Le rythme plus ample de l'alexandrin ajoute la majesté à la mise au point : non ce monde moderne ne propose que des succédanés de joie ; une gaîté en extraits n'est plus la gaîté. La disproportion tend ici encore à suggérer la différence de niveau ; une façon de décadence produit un changement de nature dans nos sentiments. Certes la nostalgie du beau comme l'antique doit entrer en ligne de compte pour expliquer Péguy ; mais à condition que nul n'y voie une faiblesse dans l'argumentation. Dire : « nostalgie » passe sous silence s'il y a lieu de la ressentir. Un autre accent pascalien, en sourdine pour des raisons métriques – « divertissement » a cinq syllabes – surgit : derrière tous les amusements, seul l'ennui; au fond de l'ennui, la mort seule. Alors l'allégresse (versus la tristesse de même que joie vs peine) fédère les notions de passé, de perte, de beauté. Le poète est à la recherche de la joie perdue. Sive : de l'allégresse – le paradis perdu des sentiments.
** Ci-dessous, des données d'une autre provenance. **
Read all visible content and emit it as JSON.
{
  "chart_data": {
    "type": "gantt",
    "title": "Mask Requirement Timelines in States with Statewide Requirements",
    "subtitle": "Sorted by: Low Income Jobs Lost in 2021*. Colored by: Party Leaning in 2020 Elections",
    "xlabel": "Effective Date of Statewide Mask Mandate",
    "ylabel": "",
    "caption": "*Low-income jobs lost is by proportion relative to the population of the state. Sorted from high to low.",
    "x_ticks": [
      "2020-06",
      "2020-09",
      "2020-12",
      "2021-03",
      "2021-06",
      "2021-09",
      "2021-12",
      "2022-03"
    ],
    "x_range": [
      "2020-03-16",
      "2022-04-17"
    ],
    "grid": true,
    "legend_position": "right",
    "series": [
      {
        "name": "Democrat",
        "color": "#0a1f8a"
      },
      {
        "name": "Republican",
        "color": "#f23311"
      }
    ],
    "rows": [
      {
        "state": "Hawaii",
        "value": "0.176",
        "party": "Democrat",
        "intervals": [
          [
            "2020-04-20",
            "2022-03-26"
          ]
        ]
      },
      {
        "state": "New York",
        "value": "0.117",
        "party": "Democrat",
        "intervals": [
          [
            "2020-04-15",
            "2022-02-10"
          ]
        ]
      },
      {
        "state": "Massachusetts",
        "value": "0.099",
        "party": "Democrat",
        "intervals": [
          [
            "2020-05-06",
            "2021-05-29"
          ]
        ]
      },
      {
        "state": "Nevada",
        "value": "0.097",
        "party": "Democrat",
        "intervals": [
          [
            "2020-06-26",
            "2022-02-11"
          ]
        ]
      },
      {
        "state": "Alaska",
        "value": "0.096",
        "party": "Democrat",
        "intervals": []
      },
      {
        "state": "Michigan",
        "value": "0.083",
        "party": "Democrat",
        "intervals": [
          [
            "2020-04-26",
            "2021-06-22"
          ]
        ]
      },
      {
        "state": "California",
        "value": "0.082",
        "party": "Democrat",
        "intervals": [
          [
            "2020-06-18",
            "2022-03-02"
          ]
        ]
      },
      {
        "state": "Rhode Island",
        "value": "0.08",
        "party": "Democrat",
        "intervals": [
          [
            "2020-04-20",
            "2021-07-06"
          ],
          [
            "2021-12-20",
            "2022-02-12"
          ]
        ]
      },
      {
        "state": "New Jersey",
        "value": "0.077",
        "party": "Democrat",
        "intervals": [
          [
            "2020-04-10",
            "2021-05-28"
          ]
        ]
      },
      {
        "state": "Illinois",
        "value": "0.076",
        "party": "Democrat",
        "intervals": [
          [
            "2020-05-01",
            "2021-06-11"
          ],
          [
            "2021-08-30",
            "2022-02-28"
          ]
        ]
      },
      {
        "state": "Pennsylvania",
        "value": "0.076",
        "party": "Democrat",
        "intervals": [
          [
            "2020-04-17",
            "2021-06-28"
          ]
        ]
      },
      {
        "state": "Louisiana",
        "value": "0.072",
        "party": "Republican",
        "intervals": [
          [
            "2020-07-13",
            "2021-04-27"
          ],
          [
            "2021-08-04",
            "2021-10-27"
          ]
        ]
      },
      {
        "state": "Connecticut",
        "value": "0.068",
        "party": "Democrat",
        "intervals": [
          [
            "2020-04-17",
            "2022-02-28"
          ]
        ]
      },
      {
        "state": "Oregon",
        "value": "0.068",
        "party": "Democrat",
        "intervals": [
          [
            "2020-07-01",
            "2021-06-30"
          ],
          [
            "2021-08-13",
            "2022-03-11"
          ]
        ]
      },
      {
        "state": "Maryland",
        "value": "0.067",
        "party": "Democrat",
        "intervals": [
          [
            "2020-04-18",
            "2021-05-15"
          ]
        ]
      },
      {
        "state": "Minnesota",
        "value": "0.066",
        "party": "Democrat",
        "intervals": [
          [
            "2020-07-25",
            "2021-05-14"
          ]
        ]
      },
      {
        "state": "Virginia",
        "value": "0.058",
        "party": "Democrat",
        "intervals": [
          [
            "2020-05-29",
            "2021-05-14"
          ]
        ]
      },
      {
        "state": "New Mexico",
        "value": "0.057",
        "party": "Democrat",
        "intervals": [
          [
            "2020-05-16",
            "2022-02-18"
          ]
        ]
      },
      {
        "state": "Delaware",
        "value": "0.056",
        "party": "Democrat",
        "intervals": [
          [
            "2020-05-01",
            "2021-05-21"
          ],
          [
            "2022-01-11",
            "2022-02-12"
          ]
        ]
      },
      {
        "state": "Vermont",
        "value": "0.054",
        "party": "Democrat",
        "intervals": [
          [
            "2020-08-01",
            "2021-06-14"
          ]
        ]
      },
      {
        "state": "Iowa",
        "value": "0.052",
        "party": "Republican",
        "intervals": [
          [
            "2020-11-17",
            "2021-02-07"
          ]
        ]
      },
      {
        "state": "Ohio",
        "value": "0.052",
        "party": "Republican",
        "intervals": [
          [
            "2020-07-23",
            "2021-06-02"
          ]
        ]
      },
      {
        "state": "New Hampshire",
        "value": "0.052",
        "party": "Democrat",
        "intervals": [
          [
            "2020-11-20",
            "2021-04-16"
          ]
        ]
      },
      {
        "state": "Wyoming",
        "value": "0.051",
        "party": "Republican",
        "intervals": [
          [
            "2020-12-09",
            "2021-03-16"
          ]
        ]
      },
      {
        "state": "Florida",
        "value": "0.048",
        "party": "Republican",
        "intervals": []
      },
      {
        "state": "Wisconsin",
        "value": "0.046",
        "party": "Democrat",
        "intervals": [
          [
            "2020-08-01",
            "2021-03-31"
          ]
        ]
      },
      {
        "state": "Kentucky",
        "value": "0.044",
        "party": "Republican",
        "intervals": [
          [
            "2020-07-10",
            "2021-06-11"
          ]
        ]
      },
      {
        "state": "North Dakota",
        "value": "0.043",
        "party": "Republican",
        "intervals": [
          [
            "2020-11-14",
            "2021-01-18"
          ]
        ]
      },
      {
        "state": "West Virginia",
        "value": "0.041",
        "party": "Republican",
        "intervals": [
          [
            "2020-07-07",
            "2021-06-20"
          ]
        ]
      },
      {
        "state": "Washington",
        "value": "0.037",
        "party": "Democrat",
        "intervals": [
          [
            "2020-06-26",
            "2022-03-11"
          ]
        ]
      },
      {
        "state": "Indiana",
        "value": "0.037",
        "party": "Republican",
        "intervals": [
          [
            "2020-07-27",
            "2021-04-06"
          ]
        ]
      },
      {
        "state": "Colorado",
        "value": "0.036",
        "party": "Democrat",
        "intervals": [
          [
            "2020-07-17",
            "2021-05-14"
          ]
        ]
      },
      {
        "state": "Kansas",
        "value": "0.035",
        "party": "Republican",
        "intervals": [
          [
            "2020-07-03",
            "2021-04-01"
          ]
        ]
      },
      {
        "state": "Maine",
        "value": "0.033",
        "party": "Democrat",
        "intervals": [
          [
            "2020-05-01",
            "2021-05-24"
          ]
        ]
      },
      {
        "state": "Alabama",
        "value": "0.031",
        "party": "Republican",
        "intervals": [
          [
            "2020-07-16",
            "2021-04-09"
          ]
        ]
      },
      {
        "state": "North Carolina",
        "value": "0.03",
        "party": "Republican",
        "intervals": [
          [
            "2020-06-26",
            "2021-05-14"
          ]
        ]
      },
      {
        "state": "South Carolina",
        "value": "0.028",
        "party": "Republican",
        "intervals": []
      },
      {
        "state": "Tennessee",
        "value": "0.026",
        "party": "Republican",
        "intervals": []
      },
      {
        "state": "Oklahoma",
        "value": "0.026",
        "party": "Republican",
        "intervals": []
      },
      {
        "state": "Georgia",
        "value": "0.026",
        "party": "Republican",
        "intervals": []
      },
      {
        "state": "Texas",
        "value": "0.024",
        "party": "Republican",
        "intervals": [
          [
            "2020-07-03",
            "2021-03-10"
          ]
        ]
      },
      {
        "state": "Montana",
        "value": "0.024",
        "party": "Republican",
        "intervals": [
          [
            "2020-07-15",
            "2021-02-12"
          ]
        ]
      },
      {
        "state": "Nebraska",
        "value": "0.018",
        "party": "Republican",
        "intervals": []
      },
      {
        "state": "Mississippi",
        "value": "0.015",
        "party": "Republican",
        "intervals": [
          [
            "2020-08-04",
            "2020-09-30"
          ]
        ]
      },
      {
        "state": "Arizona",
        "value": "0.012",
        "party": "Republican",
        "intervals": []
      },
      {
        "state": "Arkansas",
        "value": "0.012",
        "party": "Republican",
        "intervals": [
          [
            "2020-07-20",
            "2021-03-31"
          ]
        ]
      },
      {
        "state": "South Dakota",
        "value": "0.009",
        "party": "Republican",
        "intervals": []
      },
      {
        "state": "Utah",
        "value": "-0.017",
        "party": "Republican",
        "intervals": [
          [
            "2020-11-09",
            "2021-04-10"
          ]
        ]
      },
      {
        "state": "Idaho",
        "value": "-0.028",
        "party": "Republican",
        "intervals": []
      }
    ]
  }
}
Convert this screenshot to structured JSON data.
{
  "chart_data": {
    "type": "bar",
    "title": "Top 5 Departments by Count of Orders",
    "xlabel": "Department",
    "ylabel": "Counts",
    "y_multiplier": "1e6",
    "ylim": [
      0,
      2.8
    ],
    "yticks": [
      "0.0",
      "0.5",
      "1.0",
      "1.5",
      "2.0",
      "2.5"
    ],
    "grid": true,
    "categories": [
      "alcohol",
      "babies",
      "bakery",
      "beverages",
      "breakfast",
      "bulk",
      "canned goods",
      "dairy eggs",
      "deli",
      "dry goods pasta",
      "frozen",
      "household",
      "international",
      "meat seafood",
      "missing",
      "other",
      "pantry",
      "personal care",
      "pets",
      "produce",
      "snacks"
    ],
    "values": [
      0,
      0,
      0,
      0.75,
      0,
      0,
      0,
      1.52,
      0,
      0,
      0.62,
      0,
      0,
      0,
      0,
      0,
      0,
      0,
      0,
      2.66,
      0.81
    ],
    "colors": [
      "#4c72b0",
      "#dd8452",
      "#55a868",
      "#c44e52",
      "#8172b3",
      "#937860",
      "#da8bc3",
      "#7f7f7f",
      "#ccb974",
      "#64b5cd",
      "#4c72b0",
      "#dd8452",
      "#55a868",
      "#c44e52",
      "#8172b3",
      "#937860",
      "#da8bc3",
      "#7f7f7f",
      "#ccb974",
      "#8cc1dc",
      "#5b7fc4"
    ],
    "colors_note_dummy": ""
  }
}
C'est donc bien quelque chose que de rajouter « et l'allégresse » à notre joie. La parole ni ne bafouille ni ne redonde. Au commencement était l'allégresse ; aujourd'hui les petits réjouissements ; au jugement... Le poète prophétise dans la Tapisserie de sainte Geneviève (page 870) :

« Les armes de Jésus c'est toute forteresse

Qui tient et c'est la noble et la pure caresse

De la mère à l'enfant et c'est la maladresse

 

De l'homme pas malin et la sourde tendresse

De la mère à la fille afin que reparaisse

En cette enfant naissante une même tendresse

 

Et dans le temps futur une même caresse

Et ce même regard et cette même tresse

Blonde qui fleurira, cette même détresse

 

Qui sera consolée, et cette âme pauvresse

Et dans le dernier temps une même allégresse »

Ce tableau généalogique des saintes familles déborde largement les cadres métrique et strophique: Jésus combat en puissance et parle déjà par les enfants. Remarquons que toutes les rimes annoncent l'allégresse commune, ainsi que la succession quasi-évangélique des générations promet la parousie. Pour Péguy, au jugement sera l'allégresse. De l'allégresse principielle à l'allégresse dernière le fil ténu de la joie témoigne dans nos vies de l'autre sens de la suite de nos joies et peines : transcendant. Une naissance d'enfant illustre justement le lien entre l'ordre temporel et le spirituel. N'ayons pas de remords à vivre joyeux et dans la Joie à la fois pour Noël, même si la « dernière » seule vaut. La joie, c'est par où nous participons à l'allégresse divine. La joie est un en-cas pour Péguy. « Le monde est ce qui est le cas » – ajoute Wittgenstein ; donc soyez dans la joie et vous serez dans l'allégresse.

 

R.V.

 

Article paru dans un numéro de Sénevé.